Silicon Europe meets with the European Commission

In October 1, 2013 members of the cluster alliance Silicon Europe met with representatives of the European Commission in Brussels to jointly discuss the next steps on the European strategy for supporting the micro- and nanoelectronics industry (“10/100/20″).

After the launch of the New European Industrial Strategy for Electronics in May of 2013, the Commission is now further developing its roadmap on the way to a sustainably strong microelectronics industry in Europe. Silicon Europe was now invited by the European Commission Directorate General for Communications Networks, Content & Technology (DG CONNECT) to give their vision and expectations on this European strategy. Furthermore, the representatives discussed possible contributions and additional ideas on how the common ambitious goal, to double the European share of the semiconductor production to 20 per cent by the year 2020 can be reached.

Silicon Europe had already met with the director of DG Connect at the end of 2012 and again in February 2013. “Our cluster alliance unites the leading microelectronics sites and accounts for Europe’s successful players both in industry and research. Our goal has always been to raise awareness for the importance of microelectronics not only for the production and manufacturing industries but also for the whole European economy. Therefore, our partners developed a plan on how the funding of “10/100/20” – 100 billion Euros – can be raised between 2013 and 2020”, says Silicon Europe coordinator Thomas Reppe.
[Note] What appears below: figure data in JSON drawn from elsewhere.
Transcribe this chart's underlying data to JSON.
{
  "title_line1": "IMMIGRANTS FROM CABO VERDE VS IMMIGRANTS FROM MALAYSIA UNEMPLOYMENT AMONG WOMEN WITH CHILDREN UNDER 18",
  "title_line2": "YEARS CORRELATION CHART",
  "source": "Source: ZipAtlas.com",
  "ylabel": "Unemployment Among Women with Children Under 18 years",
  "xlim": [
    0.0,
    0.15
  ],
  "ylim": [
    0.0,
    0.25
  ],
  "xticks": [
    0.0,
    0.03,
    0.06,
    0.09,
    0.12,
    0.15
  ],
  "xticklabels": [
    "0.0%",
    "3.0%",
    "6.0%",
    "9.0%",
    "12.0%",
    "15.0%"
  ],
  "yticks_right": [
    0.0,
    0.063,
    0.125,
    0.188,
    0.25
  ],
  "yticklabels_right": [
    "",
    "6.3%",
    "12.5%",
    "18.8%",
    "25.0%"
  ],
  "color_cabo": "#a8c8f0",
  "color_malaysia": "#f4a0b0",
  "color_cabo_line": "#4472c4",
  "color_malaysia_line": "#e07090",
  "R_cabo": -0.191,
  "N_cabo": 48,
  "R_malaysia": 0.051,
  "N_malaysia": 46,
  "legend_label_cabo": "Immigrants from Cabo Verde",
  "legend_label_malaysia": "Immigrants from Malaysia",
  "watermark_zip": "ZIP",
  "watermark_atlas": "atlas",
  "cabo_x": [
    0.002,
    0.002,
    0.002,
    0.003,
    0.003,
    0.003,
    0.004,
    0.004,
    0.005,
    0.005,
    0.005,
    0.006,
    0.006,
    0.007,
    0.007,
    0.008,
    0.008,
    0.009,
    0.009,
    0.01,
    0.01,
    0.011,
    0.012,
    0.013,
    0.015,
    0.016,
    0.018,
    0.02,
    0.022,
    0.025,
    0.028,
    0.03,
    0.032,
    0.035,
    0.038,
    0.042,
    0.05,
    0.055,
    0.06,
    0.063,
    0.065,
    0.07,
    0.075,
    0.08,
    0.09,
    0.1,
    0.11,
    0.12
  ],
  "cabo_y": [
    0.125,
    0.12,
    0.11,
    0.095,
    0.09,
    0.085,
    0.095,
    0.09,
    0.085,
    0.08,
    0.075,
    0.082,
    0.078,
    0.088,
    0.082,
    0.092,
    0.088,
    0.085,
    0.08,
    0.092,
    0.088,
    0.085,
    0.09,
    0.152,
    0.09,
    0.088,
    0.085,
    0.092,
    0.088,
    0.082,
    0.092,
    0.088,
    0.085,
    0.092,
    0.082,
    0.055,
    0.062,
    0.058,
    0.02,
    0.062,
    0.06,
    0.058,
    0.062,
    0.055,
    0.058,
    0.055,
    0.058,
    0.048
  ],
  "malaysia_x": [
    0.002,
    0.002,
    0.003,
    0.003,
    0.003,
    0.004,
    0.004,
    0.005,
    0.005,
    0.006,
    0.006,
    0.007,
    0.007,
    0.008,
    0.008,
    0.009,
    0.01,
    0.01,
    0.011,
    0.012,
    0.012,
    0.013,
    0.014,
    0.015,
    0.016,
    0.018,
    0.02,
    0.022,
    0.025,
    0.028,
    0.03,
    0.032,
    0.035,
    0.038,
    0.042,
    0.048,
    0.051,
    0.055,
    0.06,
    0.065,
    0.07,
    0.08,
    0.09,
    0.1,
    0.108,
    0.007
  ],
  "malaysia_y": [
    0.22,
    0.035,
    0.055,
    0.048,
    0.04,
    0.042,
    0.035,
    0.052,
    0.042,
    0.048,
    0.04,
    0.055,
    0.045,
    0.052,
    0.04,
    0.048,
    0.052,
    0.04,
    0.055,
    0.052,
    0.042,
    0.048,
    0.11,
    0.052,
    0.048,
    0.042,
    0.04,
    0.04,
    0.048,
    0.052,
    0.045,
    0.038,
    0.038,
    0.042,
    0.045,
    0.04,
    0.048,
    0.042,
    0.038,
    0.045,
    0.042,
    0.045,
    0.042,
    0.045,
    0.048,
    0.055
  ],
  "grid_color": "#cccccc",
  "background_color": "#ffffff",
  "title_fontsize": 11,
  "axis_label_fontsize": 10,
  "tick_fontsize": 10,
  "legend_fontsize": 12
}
As a result of the meeting, the EU and Silicon Europe agreed that the microelectronics regions and their players, especially small and medium-sized enterprises, need to play an important role in the operational realisation of 10/100/20. The focus must be on enabling innovations from within the European players and also supporting close cooperations. “Silicon Europe already proves that a close collaboration across national and organisational boarders can work successfully and is key to further strengthen all participating partners – one is always stronger with a close network and support system. Especially in the cost-intensive high-tech industries such as micro- and nanoelectronics, innovation can not be realised by just one player”, Reppe adds.